French prosecutors are set to shelve an inquiry into accusations of group rape by former IMF chief Dominique Strauss-Kahn and three friends after a crucial witness retracted her allegations, according to an unsourced report by newspaper Le Figaro.
The inquiry was opened in May as part of an investigation into Strauss-Kahn's ties to a suspected prostitution ring in the northern city of Lille.
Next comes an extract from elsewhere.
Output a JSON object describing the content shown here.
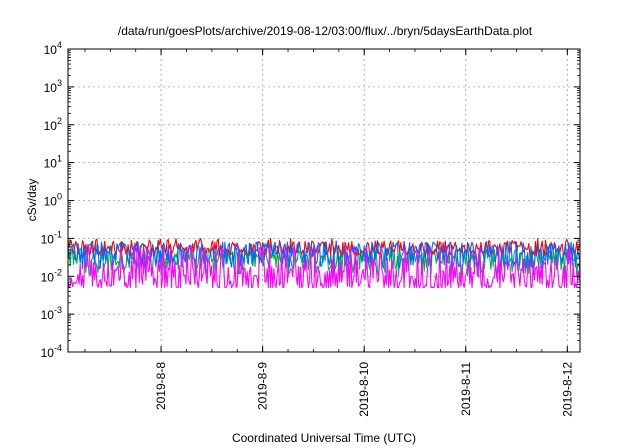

It focused on allegations by a prostitute, denied by Strauss-Kahn, that the former IMF chief and friends forced her to have sex in a group in Washington in December 2010.
According to a report posted on Le Figaro's website on Saturday, the woman has since retracted her deposition in a letter sent to judicial police, saying that in fact the sex was consensual and that the group was playing "sexual games".
"The investigators, who believe they have gone as far as they can with their inquiries, have sent the file back to the prosecutors and a shelving of the inquiry will follow," the report said.
Court officials could not immediately be reached for comment.
Strauss-Kahn, once tipped to win power in France's 2012 presidential race, quit the International Monetary Fund after he was arrested in New York in May 2011, accused of attempting to rape hotel maid.
He has always insisted the encounter was consensual, and the charges were later dropped amid doubts over his accuser's credibility, but his career and marriage failed to recover.